Three studies published in 2007 pointed autism researchers toward the importance not only of mutations within the DNA code of specific genes, but also of variations in the number of copies of genes, known as Copy Number Variations (CNV). Created by submicroscopic deletions or duplications of DNA sequences, recent advances have only now allowed CNV to become routinely detectable, establishing an entirely new avenue of genetic research.

Armed with the latest technology and three different collections of patient DNA, including Autism Speaks' Autism Genetic Resource Exchange (AGRE), researchers at Cold Spring Harbor scanned the genome for the presence of CNV in autism. In February they reported that not only do individuals with autism have more CNV than individuals without autism, but that CNV in autism occur more often as “de novo” or spontaneous mutations (mutations not found in the DNA of either parent). They also found that these spontaneous CNV appear to be more common in families with only one child with autism (simplex) than those with multiple affected children (multiplex).

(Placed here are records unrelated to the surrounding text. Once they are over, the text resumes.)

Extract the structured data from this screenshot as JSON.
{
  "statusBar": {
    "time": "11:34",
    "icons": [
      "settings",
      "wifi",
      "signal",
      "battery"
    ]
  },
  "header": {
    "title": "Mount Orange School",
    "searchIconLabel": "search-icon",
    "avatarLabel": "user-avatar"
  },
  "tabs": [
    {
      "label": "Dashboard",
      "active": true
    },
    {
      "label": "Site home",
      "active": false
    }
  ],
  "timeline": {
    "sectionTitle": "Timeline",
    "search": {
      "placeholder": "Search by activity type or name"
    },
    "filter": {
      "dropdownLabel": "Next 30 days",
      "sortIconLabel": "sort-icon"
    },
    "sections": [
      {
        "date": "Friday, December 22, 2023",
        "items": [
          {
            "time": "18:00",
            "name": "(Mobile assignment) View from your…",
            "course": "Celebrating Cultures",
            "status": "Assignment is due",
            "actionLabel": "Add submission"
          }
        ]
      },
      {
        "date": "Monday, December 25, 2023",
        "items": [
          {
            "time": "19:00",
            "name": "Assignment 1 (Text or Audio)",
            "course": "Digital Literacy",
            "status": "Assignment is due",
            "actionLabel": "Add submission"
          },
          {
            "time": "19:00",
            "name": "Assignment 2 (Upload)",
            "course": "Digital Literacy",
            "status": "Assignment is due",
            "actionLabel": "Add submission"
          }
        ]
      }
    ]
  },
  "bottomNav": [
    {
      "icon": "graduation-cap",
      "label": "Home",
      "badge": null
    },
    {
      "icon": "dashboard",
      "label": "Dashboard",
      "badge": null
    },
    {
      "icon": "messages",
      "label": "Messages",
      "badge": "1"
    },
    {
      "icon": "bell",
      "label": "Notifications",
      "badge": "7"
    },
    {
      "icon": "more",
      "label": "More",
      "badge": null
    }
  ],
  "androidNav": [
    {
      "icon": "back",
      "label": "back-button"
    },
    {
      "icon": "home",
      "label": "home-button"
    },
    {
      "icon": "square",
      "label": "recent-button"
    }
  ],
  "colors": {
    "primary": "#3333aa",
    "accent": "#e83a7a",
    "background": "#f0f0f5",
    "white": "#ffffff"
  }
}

With their data suggesting that genetic mechanisms may be different in different types of autism, the researchers then carefully studied the inheritance pattern of autism in the many families in Autism Speaks' AGRE and IAN databases. In July they published that they could fit the data to a model in which there are at least two distinct ways that genes may play a role in the development of autism: spontaneous CNV might help to explain autism in simplex families, whereas inherited gene mutations may be at the root of autism spectrum disorders in a greater portion of multiplex families. Such a model is significant because although autism has been thought to have a strong genetic component, so far it has not been shown to be as clearly inherited as other simple genetic disorders.

The team from Cold Spring Harbor has provided a new theory of autism risk that stands to influence how future autism genetic research is conceptualized. Although their results require replication, it also now leads to the question of what causes this increase in spontaneous CNV, opening the door to an exploration of the interplay between genetics and environmental factors. Possible risk factors include age of the parents, specific toxicological factors and accumulated exposures, as well as genetic predisposition.